Suas publicações na internet refletem os últimos momentos de vida. Giram em torno da fé, da maternidade e da profissão.

“Que tenhamos claridade no caminhar, passos certos ao andar. Luz divina a nos orientar e fé para nos sustentar”, diz uma publicação que ela compartilhou no dia 23 de julho. Um paralelo sobre sua última hora. Na quinta-feira, foi perseguida e atingida por Brahim Aouissaoui, 21 anos, armado com uma faca. Conseguiu fugir da igreja e se escondeu num restaurante.

Seu perfil tem fotos dos filhos, lembranças de 8 anos atrás. “Minha vida”. Foi neles que ela pensou antes de morrer, testemunharam os socorristas. “Diga para os meus filhos que eu os amo”.

E fotos dos pratos que ela, cozinheira, preparava.

Simone tinha publicado uma outra imagem de 8 anos atrás, ao lado do prefeito de Nice Christian Estrosi, a quem felicitou pela reeleição. “Bravo”. Hoje, ele responde “Niçoise adotada há décadas, essa mamãe radiante conseguiu fugir antes de sucumbir às feridas num café. Penso em seus três filhos, seu companheiro, sua irmã Solange e em toda a família”.

Simone Barreto e o prefeito de Nice Christian Estrosi


“Velhos piratas, é… Eles me roubaram, me venderam para os navios mercantis, minutos depois me jogaram no porão sem fundo”, diz um reggae que serve como música de fundo para um vídeo que ela compartilhou dia 16 de julho, mostrando imagens de pessoas escravizadas, que ela legendou com emojis de pés negros, punhos fechados, um símbolo de paz e amor, oração e um olhar. Uma mulher negra que expressou numa identificação ancestral um símbolo de força.

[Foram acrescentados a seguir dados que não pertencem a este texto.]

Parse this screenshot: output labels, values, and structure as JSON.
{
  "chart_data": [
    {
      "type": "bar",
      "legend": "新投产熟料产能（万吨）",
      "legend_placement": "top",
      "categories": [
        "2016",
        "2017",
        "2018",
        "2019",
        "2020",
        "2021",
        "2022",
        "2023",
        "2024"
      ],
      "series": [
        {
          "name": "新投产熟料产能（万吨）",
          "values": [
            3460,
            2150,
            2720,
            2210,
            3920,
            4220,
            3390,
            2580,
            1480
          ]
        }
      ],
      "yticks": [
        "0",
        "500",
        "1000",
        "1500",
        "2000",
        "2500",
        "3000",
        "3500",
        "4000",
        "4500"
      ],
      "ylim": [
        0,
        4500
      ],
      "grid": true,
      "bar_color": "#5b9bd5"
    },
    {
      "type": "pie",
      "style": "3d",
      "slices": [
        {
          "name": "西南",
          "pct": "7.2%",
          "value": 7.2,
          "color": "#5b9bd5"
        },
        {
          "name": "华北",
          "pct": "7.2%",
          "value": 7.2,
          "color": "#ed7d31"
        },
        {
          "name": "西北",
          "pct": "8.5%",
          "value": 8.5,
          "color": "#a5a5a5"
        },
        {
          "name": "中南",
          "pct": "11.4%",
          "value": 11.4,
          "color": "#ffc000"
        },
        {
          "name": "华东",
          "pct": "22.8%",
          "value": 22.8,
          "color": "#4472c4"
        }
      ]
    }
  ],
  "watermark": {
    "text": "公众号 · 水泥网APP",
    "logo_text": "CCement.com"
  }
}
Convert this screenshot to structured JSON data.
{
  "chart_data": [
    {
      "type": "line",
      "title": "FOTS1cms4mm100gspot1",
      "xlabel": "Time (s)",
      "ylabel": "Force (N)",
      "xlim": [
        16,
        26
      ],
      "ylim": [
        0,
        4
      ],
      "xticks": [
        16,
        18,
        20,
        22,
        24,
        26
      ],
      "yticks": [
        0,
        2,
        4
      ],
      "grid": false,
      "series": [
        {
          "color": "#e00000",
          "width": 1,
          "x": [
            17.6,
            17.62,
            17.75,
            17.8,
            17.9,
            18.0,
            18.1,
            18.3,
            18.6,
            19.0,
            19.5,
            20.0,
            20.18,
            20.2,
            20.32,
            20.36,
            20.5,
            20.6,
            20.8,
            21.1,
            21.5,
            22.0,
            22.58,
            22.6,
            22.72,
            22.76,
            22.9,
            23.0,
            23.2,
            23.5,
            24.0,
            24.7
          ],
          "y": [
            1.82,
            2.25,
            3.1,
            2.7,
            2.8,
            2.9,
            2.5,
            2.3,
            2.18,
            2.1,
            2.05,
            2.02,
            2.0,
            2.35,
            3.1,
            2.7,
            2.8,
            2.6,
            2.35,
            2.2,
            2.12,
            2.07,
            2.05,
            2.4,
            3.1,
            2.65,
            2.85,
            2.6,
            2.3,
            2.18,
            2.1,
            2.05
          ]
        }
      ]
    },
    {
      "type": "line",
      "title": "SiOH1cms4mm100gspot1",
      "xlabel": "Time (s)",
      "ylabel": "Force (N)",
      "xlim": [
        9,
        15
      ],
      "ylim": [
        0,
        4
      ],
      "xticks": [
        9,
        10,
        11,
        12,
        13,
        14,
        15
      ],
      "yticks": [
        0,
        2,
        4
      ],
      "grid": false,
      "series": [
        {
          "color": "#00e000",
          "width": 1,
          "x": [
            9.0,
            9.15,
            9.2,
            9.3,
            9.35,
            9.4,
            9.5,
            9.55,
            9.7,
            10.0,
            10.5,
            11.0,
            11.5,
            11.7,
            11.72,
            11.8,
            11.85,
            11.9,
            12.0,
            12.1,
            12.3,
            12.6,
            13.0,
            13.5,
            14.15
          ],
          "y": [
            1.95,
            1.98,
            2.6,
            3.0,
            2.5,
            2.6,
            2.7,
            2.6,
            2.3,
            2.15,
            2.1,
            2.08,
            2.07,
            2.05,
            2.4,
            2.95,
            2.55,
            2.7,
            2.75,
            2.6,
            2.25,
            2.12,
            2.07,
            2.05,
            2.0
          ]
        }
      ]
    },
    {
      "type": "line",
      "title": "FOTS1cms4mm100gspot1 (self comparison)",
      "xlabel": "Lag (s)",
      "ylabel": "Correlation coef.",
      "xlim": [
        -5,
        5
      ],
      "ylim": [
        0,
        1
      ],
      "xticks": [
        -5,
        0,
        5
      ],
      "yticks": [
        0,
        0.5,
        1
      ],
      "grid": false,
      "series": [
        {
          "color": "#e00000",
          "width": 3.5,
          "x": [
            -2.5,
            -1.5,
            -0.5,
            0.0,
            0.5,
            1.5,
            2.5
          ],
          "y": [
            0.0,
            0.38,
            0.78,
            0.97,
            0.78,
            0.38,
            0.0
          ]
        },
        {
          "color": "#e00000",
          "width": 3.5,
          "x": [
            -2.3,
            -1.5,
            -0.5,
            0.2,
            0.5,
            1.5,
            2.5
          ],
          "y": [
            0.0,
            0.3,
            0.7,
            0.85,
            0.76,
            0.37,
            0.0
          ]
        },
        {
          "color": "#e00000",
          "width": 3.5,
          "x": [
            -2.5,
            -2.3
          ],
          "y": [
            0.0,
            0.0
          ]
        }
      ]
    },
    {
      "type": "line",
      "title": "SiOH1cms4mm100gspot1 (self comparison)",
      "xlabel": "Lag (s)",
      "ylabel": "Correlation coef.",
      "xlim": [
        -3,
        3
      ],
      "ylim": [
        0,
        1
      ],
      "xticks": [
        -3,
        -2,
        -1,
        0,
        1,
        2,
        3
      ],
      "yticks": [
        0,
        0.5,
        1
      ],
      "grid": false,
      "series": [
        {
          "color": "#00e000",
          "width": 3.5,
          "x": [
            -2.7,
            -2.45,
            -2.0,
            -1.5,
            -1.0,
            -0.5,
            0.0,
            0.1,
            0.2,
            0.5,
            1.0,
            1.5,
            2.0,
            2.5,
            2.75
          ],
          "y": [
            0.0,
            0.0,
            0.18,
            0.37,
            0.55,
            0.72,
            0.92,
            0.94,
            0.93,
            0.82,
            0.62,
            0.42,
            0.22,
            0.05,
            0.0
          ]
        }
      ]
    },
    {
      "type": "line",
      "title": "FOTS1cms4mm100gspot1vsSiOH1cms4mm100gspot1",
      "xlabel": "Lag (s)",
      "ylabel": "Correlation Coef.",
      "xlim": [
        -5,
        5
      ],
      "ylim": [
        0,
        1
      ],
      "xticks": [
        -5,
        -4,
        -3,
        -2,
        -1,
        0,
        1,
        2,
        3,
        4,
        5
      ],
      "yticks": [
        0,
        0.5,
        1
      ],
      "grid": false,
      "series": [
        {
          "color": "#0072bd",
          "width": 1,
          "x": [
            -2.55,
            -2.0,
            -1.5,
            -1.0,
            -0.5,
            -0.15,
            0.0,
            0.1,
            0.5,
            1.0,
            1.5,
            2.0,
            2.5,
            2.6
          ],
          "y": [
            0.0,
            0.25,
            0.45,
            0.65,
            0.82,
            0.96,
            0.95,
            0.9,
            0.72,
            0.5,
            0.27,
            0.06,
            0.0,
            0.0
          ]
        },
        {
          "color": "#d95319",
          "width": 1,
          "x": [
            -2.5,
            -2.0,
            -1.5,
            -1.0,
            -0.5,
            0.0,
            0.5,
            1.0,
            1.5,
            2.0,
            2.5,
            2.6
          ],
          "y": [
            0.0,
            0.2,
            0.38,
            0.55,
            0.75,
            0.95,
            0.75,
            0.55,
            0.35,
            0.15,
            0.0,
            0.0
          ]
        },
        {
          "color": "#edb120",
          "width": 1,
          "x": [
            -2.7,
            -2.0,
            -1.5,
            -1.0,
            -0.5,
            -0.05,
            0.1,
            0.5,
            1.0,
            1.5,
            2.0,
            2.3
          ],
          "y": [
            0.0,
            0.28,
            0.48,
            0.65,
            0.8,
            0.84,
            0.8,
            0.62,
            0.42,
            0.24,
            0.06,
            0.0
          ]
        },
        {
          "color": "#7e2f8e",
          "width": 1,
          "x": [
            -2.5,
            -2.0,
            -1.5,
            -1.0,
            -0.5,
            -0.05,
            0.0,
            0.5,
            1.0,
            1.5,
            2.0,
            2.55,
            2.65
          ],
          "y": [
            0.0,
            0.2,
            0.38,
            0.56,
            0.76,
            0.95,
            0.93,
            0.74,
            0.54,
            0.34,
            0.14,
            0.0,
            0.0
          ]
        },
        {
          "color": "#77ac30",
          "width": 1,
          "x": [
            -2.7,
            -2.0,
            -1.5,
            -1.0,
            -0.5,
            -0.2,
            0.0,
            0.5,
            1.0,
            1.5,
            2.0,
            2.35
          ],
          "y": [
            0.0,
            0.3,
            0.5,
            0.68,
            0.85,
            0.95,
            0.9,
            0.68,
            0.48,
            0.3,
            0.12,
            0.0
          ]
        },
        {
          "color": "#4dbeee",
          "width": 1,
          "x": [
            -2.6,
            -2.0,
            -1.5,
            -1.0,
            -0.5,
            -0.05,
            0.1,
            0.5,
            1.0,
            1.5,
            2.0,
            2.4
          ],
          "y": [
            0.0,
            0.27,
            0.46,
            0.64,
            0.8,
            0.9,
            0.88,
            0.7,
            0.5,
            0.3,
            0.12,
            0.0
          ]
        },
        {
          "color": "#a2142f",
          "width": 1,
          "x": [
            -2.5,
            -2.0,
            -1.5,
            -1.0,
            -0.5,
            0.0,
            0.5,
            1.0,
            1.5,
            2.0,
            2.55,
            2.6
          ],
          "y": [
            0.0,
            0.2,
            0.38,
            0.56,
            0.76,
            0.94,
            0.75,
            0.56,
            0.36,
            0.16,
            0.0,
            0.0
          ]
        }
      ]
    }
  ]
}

“Eles lutarão contra você, mas não o vencerão, pois eu estou com você, e o protegerei, diz o Senhor; Jeremias 1:19”, mensagem que publicou duas vezes. Uma proteção que não veio.

“Que a flecha do amor penetre nesta humanidade”, escreveu em maio. Uma mensagem que não chegou.

Mensagem publicada por Simone no Facebook



Compartilhava vídeos de Milton Cunha, um deles sobre o respeito como sinônimo de liberdade de expressão. As referências de paz também são presentes nas postagens sobre Mahatma Gandhi.

Afeita a recordações, uma delas expressa que o esporte já desde cedo não parecia um lugar de gênero. “Eu 10 anos kkk eu era fera no football fera no boxe kkk”, numa foto de infância. Amigos da época confirmam a habilidade. “Kkkkkk eu lembro sim . tempos bons”, diz um. “Verdade”, diz outro.

Simone Barreto, na infância


“Que Deus tenha misericórdia de nós, E nos perdoem”, diz uma publicação que ela compartilhou em março; uma Pietà invertida, em que um Cristo médico beija uma santa que chora, carregando flores brancas, envolta nas bandeiras do mundo.

A família recebe mensagens de apoio em português, em francês, um universalismo que se expressa pelas relações. “Humilde e carismática”, descreve um primo. Nitidamente uma mulher que morava na França, mas que nutria laços fortes com conterrâneos no Brasil, como se vivesse nos dois mundos ao mesmo tempo, a Bahia e Nice.